Of the 16 care trust demonstrator sites
announced by the government last year, only four are expected to go
live in April 2002.
Three of the sites – Manchester, Bradford, and
the joint Camden and Islington site – are all in the process of
submitting formal applications to create mental health care trusts
from April, based on existing mental health partnerships.
Meanwhile, the fourth, Northumberland, has
submitted a formal application proposing a care trust responsible
for providing or commissioning most health services and all adult
social services.
Northumberland care trust project team member
Lucy O’Leary said: “With the changes in the NHS organisations
coming in, clearly we were going to have to do something. We were
going to move from four primary care groups to four primary care
trusts. But we had been talking about a care trust for some time
and when the guidance started emerging in October then the time
scales became clear.”
However, the same NHS re-organisation – which
includes primary care groups moving towards primary care trust
status, replacing the 95 health authorities with 28 strategic
health authorities, and substituting NHS regional offices with
regional directors of health and social care – have caused other
demonstrator sites to put on the brakes.
In North Somerset, where a care trust covering
“a wide number of client groups” had been under consideration, the
primary care group and council have now decided to withdraw from
the process “for the time being”.
The council’s assistant director of adult
services, Graham Pearson, cited the lack of Department of Health
guidance and insufficient clarity over how the care trust would
work within a restructured NHS as reasons for the withdrawal.
Meanwhile, Birmingham, whose two potential
care trusts – one covering mental health and one covering learning
difficulties – had been included on the DoH’s list of demonstrator
sites, has insisted that no decision has been taken.

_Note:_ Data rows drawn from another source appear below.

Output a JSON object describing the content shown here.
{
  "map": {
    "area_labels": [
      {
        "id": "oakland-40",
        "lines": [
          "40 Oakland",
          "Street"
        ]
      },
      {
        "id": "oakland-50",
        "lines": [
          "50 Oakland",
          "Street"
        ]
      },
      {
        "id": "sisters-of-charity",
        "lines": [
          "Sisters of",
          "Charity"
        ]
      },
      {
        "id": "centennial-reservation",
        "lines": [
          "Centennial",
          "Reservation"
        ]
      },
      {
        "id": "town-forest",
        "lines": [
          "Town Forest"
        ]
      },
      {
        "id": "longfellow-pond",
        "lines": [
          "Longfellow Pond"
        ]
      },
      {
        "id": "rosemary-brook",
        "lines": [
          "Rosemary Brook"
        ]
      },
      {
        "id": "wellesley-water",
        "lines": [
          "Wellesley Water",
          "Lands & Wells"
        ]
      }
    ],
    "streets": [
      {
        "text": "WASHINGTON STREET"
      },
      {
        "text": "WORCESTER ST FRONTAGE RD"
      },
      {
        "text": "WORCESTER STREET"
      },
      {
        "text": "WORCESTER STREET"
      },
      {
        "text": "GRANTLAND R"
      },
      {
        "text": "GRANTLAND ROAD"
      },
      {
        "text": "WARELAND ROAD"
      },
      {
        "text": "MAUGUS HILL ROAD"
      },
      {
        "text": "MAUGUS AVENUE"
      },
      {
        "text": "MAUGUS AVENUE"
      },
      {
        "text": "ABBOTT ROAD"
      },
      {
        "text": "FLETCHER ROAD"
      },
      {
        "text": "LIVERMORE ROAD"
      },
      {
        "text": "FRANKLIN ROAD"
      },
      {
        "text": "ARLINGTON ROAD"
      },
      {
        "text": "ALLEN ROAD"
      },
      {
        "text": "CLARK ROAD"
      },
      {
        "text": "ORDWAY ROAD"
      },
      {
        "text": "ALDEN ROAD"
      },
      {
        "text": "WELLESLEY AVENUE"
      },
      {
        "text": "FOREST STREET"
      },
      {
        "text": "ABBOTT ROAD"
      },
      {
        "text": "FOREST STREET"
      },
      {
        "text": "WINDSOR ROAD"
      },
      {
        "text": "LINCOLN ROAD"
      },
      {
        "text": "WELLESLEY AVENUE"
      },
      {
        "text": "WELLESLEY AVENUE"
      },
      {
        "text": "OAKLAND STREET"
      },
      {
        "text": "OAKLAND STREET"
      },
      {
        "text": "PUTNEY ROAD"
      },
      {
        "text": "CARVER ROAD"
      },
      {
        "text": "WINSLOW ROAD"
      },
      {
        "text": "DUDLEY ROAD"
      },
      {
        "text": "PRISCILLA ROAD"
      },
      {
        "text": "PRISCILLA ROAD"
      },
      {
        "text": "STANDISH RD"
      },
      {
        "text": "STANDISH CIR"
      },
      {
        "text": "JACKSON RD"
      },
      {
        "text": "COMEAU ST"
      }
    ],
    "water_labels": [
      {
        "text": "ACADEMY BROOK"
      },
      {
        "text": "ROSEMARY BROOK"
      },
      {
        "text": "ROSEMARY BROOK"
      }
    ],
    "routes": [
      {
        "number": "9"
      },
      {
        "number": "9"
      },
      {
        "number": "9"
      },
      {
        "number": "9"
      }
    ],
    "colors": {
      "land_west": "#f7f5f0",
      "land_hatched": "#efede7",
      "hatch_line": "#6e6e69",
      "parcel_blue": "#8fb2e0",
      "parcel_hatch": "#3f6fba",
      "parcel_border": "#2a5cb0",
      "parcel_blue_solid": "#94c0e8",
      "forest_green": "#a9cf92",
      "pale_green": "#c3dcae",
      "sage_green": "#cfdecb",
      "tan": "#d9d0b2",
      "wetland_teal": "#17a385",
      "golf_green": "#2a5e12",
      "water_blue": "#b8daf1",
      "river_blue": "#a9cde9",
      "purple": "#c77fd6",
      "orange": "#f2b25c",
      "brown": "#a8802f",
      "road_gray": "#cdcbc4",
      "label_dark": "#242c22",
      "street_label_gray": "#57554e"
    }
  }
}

And Bexley Council, which was proposing a care
trust for older people’s services, also said no decision had been
made yet.
South West Hampshire partnership manager
Pauline Owen said the New Forest partnership was committed to
looking at a care trust model, but that if the improved outcomes
desired by service users could be achieved using Health Act 1999
flexibilities without the upheaval of introducing a care trust then
that road would be followed instead.